Anlayasınız diye biz onu Arapça bir Kur an olarak indirdik.

(Yusuf 2)

Mustafa Çavdar Meali:

Biz bu Kuran’ı, aklınızı kullanasınız diye Arapça anlaşılır bir dille indirdik.

Bknz: (19/97) - (21/10) - (41/44)

(Yusuf 2)

Mustafa Çevik Meali:

1-3 Elif. Lâm. Râ. Bu kitabı anlaşılsın, üzerinde düşünülsün diye, kullandığınız dilin harflerinden oluşan sözlerle, apaçık Arapça bir hitap olarak indirmekte, öğüt alınmak üzere geçmiş kavimlerin de kıssalarını bildirmekteyiz. Ey Peygamber! Biz sana bunları vahyetmeden önce sen bunlardan habersizdin.

(Yusuf 2)

Mustafa İslamoğlu Meali:

Biz onu Arapça bir hitab olarak indirdik: belki bu sayede, kafanızı kullanırsınız.

(Yusuf 2)

Osman Okur Meali:

Biz onu iyice akletsinler/anlasınlar diye. Arapça bir kitap olarak indirdik.

(Yusuf 2)

Ömer Nasuhi Bilmen Meali:

Şüphe yok ki, Biz onu bir Arapça Kur'an olarak indirdik. Umulur ki, siz güzelce anlarsınız.

(Yusuf 2)

Ömer Öngüt Meali:

Anlayabilesiniz diye biz onu Arapça bir Kur'an olarak indirdik.

(Yusuf 2)

Ömer Sevinçgül Meali:

Biz onu, kavrayıp akıl erdiresiniz diye, arapça bir okuma metni olarak indirdik.

(Yusuf 2)

Sadık Türkmen Meali:

Biz onu Arapça (anladığınız dilde) bir Kur’an olarak indirdik. Ki aklınızı kullanarak onu kavrayıp özümlemeniz için.

(Yusuf 2)

Seyyid Kutub Meali:

Biz o kitabı Arapça bir Kur'an olarak indirdik ki anlayabilesiniz.

(Yusuf 2)

Suat Yıldırım Meali:

Düşünüp manasını anlamanız için Biz, onu Arapça bir Kur'an olarak indirdik.

(Yusuf 2)

Süleyman Ateş Meali:

Biz onu Arapça bir Kur'an olarak indirdik ki anlayasınız.

(Yusuf 2)

Süleymaniye Vakfı Meali:

Belki aklınızı kullanırsınız diye, biz bunu Arapça kümeler[1] şeklinde indirdik.
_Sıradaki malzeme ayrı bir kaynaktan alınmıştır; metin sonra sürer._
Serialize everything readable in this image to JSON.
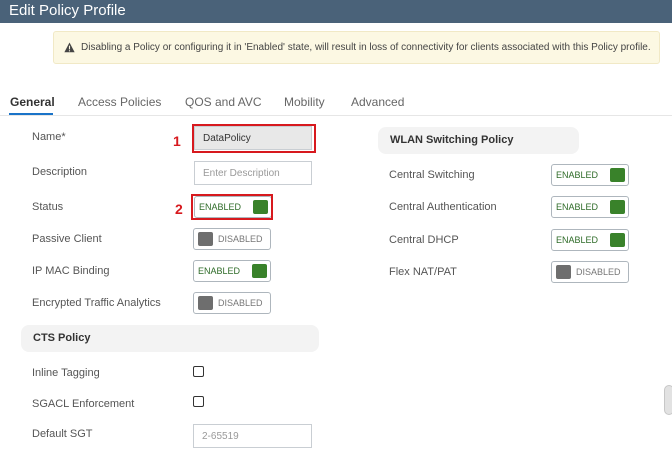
{
  "window": {
    "title": "Edit Policy Profile"
  },
  "warning": {
    "icon": "warning-triangle-icon",
    "text": "Disabling a Policy or configuring it in 'Enabled' state, will result in loss of connectivity for clients associated with this Policy profile."
  },
  "tabs": [
    {
      "label": "General",
      "active": true
    },
    {
      "label": "Access Policies"
    },
    {
      "label": "QOS and AVC"
    },
    {
      "label": "Mobility"
    },
    {
      "label": "Advanced"
    }
  ],
  "general": {
    "name": {
      "label": "Name*",
      "value": "DataPolicy"
    },
    "description": {
      "label": "Description",
      "placeholder": "Enter Description"
    },
    "status": {
      "label": "Status",
      "state": "ENABLED"
    },
    "passive_client": {
      "label": "Passive Client",
      "state": "DISABLED"
    },
    "ip_mac_binding": {
      "label": "IP MAC Binding",
      "state": "ENABLED"
    },
    "encrypted_traffic": {
      "label": "Encrypted Traffic Analytics",
      "state": "DISABLED"
    }
  },
  "cts": {
    "title": "CTS Policy",
    "inline_tagging": {
      "label": "Inline Tagging",
      "checked": false
    },
    "sgacl": {
      "label": "SGACL Enforcement",
      "checked": false
    },
    "default_sgt": {
      "label": "Default SGT",
      "placeholder": "2-65519"
    }
  },
  "wlan": {
    "title": "WLAN Switching Policy",
    "central_switching": {
      "label": "Central Switching",
      "state": "ENABLED"
    },
    "central_auth": {
      "label": "Central Authentication",
      "state": "ENABLED"
    },
    "central_dhcp": {
      "label": "Central DHCP",
      "state": "ENABLED"
    },
    "flex_nat": {
      "label": "Flex NAT/PAT",
      "state": "DISABLED"
    }
  },
  "annotations": {
    "marker1": "1",
    "marker2": "2"
  },
  "colors": {
    "header": "#4a6279",
    "enabled": "#39822a",
    "highlight": "#d7191e",
    "tab_active": "#1a73c8"
  }
}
1) قُرْآنً toplama anlamınadır. Bu kitabın anlamı Arap diliyle toparlanacak, kümeleştirilecek şekildedir.Detaylar için Bkz. Al-i İmran 3/7 ve dipnotu    

(Yusuf 2)

Şeref Aziz Taha ve Kemal Çelik Meali:

Onu,apaçık bir mesaj olarak indirdik ki anlayabilesiniz.

(Yusuf 2)

Şaban Piriş Meali:

Biz, onu anlayasınız diye Arapça Kur'an olarak indirdik.

(Yusuf 2)

Talat Koçyiğit Meali:

Biz onu iyice anlayasınız diye arapça bir Kur'ân olarak indirdik.

(Yusuf 2)

Tefhimul Kuran Meali:

Gerçekten biz, Arapça bir Kur'an olarak indirdik, Ona akıl erdirirsiniz diye.

(Yusuf 2)

Ümit Şimşek Meali:

Akıl edesiniz diye, Biz onu Arapça bir Kur'ân olarak indirdik.

(Yusuf 2)

Yaşar Nuri Öztürk Meali

Biz onu sana, aklınızı çalıştırasınız diye, Arapça bir Kur'an olarak indirdik.